Gin and tonic is a go-to drink for me. I started drinking them in college because I thought it sounded sophisticated, and I quickly grew to love them! I’ve always ordered one to herald in my vacations, which means I am often drinking the first tonic squirt off the gun at an airport or hotel bar early on a Tuesday. (Here is my plea to day bartenders: please, bleed your guns before the first pours of the day!) Even when the tonic is flat, there is something very civilized about a gin and tonic.
Drinking gin with tonic water came into favor in India in the mid 1800s, as a means to administer quinine to British colonists in India. Quinine from cinchona bark helps ward off the effects of Malaria, and the British colonists mixed their quinine extract with gin, sugar and soda in order improve its bitter flavor.
Commercial Tonics & Tonic Syrups
Commercial tonics hit the market soon after, and most of the world has been drinking one of only a few big brand tonics (like Schweppes or Canada Dry) for the last hundred years. With the craft cocktail trend, there is a renewed interest in tonics made with real quinine rather than quinine flavoring, and several local bars are really upping their games. Not only have we seen some great premium tonics come into the market, like Fever Tree and Q, but also some delicious quinine syrups; it’s a simple way to elevate the beverage program, and get a strong tonic flavor while being able to control the sweetness of your cocktail. One we’re particularly fond of is Tomr’s tonic, which was developed by a bartender in New York, and has rich, earthy flavor.
Chicago’s Amazing G&T Culture
Tim Lacey was one of the first bartenders we knew in the city developing his own tonic recipes. He was crafting house made tonics at Custom House in the South Loop, using real cinchona bark and incorporating falernum, sage, cloves, and other vibrant flavors. His gin and tonic flight at Custom House was very popular, and we credit him with starting the trend locally.
A couple of standouts we’ve had recently include the Homemade Gin & Tonic at Frontera Grill, where beverage director Jay Schroeder is featuring our Distiller’s Gin No. 6 and a house tonic made with cinchona bark, black tea, and thyme. The tea gives it a great richness and the spices are perfectly balanced with the bitter.

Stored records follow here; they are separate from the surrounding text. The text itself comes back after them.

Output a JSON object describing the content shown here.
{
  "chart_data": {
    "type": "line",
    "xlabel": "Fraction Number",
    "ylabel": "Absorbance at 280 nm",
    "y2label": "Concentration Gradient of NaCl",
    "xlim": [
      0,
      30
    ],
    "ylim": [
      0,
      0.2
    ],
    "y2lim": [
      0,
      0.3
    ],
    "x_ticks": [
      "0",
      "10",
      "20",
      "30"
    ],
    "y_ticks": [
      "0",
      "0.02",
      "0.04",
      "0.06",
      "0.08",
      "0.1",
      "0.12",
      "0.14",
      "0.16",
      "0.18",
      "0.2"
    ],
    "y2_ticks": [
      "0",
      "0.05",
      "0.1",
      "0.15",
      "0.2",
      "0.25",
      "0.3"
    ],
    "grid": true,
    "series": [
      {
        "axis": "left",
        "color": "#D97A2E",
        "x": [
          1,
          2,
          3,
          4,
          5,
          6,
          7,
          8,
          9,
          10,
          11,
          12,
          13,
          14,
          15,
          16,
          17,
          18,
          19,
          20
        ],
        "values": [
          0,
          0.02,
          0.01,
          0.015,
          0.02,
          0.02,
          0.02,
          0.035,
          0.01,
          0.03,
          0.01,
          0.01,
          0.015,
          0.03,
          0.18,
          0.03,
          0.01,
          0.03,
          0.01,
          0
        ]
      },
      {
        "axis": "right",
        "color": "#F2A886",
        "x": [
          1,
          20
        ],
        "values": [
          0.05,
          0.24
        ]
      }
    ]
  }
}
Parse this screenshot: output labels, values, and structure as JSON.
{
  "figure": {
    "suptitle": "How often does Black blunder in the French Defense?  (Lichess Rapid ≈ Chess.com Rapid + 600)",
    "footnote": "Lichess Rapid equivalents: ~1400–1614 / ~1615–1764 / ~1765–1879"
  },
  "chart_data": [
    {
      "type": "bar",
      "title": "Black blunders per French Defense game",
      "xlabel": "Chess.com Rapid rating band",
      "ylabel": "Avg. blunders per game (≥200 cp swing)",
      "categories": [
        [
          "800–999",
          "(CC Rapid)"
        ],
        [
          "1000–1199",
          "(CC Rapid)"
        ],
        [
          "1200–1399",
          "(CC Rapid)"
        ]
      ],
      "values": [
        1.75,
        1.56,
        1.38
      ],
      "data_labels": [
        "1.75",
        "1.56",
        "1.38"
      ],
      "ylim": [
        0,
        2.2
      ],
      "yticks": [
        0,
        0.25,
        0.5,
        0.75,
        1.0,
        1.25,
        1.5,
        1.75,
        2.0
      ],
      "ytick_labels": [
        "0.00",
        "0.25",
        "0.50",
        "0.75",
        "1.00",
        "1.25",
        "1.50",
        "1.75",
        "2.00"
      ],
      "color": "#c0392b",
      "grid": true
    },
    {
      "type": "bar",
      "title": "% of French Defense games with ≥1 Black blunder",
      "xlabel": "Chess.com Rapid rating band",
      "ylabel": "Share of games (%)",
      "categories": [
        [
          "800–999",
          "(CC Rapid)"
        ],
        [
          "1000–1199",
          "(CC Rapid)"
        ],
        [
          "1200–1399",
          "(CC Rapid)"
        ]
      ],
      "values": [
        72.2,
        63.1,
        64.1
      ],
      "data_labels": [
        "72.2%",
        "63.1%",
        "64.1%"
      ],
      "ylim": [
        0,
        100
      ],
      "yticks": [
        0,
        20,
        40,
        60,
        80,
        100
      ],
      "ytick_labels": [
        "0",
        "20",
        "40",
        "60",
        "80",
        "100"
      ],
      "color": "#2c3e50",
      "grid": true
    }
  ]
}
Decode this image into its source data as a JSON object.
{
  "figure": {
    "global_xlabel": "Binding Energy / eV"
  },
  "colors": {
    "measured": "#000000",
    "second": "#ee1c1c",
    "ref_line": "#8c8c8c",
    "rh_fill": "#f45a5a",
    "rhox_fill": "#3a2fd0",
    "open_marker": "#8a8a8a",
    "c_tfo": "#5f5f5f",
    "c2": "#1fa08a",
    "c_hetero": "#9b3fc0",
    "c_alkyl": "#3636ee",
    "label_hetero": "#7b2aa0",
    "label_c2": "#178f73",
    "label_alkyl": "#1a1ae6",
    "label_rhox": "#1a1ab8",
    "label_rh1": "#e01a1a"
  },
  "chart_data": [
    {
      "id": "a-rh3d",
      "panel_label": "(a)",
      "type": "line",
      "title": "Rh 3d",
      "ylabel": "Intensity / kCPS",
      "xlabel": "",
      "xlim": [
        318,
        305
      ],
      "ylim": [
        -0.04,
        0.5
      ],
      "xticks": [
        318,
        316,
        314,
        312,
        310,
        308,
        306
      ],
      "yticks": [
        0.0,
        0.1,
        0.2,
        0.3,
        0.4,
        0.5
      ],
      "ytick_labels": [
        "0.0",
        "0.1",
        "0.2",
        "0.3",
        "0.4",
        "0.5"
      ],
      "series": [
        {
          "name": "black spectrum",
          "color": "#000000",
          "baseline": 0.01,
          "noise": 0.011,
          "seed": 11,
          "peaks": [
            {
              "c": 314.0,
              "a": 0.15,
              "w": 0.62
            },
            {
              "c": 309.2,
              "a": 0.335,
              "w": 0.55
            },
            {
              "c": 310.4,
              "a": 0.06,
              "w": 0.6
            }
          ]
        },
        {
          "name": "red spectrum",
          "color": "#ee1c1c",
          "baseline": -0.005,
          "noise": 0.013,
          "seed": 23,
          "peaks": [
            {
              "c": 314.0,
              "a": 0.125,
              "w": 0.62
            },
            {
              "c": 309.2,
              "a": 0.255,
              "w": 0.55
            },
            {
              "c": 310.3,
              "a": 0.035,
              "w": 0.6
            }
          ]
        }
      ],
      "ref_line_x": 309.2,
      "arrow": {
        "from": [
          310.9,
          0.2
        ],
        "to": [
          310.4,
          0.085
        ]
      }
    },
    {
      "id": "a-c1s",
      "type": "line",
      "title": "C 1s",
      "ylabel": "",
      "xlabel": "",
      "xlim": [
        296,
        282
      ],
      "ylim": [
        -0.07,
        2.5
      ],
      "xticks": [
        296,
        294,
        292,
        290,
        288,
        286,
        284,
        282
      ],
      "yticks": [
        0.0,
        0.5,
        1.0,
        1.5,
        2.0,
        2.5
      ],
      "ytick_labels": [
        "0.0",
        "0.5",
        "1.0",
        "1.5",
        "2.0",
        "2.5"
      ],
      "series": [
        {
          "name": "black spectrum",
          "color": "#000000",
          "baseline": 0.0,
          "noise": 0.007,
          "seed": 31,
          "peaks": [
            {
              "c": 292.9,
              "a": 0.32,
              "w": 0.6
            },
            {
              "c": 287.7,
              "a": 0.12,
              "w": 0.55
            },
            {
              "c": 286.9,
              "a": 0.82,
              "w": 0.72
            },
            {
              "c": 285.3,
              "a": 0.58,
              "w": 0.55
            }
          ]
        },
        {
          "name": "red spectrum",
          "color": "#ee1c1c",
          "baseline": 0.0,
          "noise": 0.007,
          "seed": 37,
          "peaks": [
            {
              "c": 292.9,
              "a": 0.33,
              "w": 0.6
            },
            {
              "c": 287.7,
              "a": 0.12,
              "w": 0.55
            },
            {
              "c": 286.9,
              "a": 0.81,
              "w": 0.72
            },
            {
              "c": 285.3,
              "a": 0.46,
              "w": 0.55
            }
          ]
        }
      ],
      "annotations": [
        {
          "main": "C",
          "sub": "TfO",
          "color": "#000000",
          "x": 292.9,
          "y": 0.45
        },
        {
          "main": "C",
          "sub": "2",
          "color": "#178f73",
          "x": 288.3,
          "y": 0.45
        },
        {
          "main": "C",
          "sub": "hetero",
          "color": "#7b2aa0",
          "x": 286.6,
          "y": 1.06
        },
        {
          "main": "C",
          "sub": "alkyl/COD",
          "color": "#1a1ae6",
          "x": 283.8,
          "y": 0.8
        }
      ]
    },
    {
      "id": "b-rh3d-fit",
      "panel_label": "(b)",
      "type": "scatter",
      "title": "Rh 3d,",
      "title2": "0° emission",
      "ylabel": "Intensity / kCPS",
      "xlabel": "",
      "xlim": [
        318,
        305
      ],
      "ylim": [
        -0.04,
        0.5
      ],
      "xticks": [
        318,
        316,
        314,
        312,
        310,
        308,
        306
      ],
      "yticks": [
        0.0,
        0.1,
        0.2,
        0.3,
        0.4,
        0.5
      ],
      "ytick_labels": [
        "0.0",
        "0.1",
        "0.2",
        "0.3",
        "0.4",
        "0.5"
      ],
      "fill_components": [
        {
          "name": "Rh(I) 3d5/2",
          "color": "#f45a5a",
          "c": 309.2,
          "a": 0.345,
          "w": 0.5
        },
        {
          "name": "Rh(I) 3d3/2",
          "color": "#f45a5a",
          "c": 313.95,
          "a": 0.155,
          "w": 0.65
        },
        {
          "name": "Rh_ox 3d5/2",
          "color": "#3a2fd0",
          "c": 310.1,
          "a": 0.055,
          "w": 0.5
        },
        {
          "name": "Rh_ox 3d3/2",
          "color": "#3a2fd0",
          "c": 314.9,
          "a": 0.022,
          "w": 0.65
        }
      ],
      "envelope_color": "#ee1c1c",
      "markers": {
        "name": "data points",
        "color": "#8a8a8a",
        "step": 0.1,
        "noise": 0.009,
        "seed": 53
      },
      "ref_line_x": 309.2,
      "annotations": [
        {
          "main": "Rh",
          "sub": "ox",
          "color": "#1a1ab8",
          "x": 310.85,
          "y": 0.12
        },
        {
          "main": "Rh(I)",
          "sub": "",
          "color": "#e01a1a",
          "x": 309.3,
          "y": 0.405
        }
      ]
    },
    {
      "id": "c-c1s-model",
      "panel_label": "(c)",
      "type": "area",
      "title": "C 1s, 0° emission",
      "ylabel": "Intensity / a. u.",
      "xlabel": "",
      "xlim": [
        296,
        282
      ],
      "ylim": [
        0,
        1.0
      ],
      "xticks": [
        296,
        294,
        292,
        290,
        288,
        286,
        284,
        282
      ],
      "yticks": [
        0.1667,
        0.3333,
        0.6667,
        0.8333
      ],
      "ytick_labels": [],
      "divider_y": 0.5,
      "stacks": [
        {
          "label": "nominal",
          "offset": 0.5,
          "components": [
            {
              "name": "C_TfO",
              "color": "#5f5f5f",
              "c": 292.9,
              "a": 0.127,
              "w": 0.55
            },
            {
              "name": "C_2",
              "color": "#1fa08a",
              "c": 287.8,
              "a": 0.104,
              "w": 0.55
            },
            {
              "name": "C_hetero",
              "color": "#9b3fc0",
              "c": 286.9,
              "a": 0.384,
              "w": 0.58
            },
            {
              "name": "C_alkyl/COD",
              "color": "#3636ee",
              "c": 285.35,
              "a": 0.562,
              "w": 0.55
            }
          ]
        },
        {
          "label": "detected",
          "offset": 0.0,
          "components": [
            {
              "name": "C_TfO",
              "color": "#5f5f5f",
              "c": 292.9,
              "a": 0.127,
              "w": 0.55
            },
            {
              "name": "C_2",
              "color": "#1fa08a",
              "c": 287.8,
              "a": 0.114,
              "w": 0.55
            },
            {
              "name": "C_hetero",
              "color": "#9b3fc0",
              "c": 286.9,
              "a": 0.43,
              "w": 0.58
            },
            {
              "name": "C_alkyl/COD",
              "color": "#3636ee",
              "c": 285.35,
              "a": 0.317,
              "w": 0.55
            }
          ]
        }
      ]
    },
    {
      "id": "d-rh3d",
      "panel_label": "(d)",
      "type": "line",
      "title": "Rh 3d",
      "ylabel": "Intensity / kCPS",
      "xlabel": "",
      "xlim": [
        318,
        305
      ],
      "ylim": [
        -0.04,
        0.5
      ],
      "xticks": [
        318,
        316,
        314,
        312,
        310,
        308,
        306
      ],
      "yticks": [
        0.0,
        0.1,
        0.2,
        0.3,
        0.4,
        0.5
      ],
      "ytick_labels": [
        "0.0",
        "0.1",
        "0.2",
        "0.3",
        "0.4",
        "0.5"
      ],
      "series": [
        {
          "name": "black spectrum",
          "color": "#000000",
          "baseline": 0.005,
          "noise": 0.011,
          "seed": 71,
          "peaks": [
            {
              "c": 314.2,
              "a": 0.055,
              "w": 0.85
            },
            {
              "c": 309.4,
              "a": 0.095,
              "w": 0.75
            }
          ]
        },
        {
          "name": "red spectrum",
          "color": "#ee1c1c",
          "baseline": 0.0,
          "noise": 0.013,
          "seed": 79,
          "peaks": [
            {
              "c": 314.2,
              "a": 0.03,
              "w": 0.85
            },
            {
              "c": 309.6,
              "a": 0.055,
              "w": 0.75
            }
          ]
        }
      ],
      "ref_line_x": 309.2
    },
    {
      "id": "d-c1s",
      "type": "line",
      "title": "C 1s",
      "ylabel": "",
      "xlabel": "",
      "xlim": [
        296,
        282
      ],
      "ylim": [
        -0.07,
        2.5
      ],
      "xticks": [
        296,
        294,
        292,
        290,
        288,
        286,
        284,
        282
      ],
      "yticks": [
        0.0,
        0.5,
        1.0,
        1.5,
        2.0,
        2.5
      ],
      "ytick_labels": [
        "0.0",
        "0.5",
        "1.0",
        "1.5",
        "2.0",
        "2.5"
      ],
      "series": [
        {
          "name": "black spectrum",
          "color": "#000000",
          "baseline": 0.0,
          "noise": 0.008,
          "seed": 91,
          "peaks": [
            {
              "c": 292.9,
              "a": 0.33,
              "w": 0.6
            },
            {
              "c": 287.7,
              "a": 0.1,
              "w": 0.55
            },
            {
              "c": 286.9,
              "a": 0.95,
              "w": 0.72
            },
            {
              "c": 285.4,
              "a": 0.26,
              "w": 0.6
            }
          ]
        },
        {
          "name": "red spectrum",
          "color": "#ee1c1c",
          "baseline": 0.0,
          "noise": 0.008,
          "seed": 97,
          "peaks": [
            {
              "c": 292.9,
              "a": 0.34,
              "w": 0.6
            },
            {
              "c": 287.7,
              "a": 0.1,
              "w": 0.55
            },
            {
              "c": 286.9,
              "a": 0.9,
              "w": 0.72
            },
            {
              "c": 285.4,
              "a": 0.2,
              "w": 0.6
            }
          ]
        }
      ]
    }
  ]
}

Another beauty came across the bar to me at the newly reopened Spiaggia. Almost too beautiful to drink (don’t worry, I steeled myself and made it to the bottom of the glass), Derek Mercer is pairing our Distiller’s Gin No.11 with his own tonic, incorporating lemongrass, dry spices, and citrus peels into his syrup, which he cooks sous vide to intensify the flavors.
These are just a couple of the ones we’ve found recently. We look forward to finding more standout G&Ts this summer, and we’ll keep you posted!